胃がんの大半の原因であるピロリ菌(ヘリコバクター・ピロリ)が、胃の中で感染を続ける仕組みを解明した、と大阪大学などの研究グループが発表した。RNA(リボ核酸)の一種の産生が減ることで、発がん因子などの発現が増えていた。診断や予防、治療法開発などへの応用が期待されるという。
ピロリ菌は幼少期に胃の中に感染し、何十年も経った揚げ句に病原性タンパク質「CagA(キャグエー)」の作用で萎縮性胃炎、胃潰瘍、胃がんなどの消化器疾患を引き起こす。世界人口の半数が感染している。ただ、体からすぐ排除される多くの病原細菌と違って胃に長年にわたり感染し続け、発がん因子を調節する仕組みは分かっていなかった。そこで研究グループは、ピロリ菌に感染させたマウスとスナネズミの胃から取り出したピロリ菌のゲノム(全遺伝情報)などを解析した。
その結果、ピロリ菌が胃に感染すると、RNAの一種「HPnc4160」を作る調整役のゲノム配列「Tリピート」が、遺伝子変異が起こって長くなったことを突き止めた。するとHPnc4160が減り、CagAなどの病原因子が増え、ピロリ菌が胃に長期に感染しやすくなった。ヒトの胃がん患者のピロリ菌も同様だった。Tリピートに菌株による長短のバリエーションが生じることで、感染の持続に有利になったとみられる。

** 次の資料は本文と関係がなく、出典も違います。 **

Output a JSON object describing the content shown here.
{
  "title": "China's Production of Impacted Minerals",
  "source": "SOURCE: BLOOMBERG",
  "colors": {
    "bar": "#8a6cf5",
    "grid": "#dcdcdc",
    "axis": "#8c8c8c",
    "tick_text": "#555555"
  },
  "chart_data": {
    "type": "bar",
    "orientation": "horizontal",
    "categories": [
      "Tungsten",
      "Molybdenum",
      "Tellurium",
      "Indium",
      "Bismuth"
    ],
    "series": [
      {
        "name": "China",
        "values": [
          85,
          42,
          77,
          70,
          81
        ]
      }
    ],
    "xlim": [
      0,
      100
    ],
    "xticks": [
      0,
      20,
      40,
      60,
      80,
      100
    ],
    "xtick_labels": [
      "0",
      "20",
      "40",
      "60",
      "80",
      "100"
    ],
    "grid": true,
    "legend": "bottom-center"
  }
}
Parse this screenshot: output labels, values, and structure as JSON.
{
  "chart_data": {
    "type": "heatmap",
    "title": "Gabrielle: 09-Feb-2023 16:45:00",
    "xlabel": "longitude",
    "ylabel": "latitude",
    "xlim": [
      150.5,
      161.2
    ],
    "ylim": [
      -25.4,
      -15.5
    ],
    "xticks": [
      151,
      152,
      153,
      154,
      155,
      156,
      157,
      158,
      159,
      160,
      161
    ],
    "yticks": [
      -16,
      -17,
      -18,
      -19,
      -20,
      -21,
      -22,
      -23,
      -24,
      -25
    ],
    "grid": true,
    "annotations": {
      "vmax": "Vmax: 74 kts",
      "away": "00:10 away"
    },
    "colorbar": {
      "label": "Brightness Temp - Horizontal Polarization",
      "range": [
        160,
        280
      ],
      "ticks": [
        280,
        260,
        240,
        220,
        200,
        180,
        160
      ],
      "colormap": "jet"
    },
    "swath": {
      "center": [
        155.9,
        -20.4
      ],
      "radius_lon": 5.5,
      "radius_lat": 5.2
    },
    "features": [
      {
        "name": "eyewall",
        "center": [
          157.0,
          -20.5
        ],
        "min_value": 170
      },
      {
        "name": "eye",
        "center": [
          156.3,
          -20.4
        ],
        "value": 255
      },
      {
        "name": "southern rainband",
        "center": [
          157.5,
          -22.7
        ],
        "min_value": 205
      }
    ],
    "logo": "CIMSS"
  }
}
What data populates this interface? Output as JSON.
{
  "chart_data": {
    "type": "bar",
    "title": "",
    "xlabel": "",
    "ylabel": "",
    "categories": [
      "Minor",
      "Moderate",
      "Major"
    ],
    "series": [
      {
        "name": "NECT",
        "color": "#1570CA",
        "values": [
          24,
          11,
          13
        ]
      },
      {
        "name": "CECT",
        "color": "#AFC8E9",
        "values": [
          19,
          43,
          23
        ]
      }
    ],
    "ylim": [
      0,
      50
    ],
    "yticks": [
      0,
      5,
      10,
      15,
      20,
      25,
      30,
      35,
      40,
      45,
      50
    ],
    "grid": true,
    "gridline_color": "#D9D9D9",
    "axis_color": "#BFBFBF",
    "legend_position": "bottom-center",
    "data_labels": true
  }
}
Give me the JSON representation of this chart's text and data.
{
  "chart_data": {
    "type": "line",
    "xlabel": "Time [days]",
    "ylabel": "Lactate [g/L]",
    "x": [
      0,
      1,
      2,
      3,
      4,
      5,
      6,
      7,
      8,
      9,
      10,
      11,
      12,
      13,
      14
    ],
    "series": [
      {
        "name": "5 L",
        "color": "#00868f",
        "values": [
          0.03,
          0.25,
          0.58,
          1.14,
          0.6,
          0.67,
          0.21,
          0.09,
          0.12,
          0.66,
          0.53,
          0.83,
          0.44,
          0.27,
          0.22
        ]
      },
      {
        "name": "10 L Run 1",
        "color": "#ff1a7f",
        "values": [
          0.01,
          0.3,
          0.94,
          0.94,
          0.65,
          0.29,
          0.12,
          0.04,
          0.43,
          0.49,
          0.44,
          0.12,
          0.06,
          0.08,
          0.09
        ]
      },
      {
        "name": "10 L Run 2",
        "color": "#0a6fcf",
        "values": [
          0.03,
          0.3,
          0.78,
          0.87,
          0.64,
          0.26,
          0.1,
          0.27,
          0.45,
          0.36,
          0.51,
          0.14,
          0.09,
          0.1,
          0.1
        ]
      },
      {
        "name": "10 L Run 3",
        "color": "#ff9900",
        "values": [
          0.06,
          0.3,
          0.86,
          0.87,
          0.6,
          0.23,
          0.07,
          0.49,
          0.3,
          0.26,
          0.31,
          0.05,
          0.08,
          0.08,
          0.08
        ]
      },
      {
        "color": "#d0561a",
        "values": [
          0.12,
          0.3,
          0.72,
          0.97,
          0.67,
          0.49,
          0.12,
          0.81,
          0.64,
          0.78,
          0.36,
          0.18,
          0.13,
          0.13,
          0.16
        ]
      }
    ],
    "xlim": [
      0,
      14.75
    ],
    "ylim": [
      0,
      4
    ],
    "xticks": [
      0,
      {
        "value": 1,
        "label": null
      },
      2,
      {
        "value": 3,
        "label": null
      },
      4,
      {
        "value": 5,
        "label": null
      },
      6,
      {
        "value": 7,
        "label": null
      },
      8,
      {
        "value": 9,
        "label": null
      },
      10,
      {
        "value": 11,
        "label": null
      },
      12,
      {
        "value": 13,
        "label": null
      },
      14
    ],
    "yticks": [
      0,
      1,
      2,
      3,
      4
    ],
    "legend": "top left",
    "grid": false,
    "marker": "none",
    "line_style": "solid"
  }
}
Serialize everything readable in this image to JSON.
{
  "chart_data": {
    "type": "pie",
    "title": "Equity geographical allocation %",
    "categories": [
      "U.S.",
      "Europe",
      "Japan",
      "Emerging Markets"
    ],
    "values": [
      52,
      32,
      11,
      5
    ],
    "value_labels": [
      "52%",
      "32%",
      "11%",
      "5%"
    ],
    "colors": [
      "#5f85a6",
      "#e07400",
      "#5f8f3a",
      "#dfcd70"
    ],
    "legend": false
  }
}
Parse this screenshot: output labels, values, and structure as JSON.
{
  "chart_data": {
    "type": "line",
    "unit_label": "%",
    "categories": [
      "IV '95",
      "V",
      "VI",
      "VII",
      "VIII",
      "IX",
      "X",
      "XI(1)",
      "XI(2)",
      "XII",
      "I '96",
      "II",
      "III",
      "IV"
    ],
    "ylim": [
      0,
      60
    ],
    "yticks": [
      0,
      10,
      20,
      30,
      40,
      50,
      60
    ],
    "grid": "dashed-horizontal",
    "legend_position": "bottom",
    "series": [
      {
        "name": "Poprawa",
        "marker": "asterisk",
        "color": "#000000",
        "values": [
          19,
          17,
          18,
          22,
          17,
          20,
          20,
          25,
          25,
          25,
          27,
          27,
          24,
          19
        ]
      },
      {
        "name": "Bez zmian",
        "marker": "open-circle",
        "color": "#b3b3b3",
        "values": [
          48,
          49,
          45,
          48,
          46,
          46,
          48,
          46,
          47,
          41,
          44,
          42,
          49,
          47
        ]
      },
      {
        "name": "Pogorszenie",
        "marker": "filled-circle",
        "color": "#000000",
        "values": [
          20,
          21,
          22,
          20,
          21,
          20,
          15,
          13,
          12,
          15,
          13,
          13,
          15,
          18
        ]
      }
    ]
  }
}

HPnc4160とは、タンパク質の設計図にあたる「メッセンジャーRNA」と結合して遺伝情報のタンパク質への翻訳を助ける「スモールRNA」の一種。それ自体は翻訳されない。
ピロリ菌では、外側にある膜のタンパク質が胃の粘膜への定着に関わっている。一連の研究から、HPnc4160がこのタンパク質やCagAの発現を調節していることを解明した。
研究グループの大阪大学微生物病研究所の三室仁美准教授(病原微生物学)は「ピロリ菌の感染持続の基本的な仕組みが分かった。基礎研究としての意義は大きい。また、陽性患者が除菌のため抗生物質を多用すると、耐性菌が増える問題が指摘されている。そこでピロリ菌を除菌せず病原性を抑えるという、新しい治療の可能性がみえてきた。将来的にTリピートの長さやスモールRNAの発現を調べて治療の優先度が判断できれば、医療費削減にもつながるのでは」と述べている。
研究グループは大阪大学、筑波大学、九州大学、大分大学、東京医科歯科大学、東京大学で構成。成果は日本時間9日に英科学誌「ネイチャーコミュニケーションズ」に掲載された。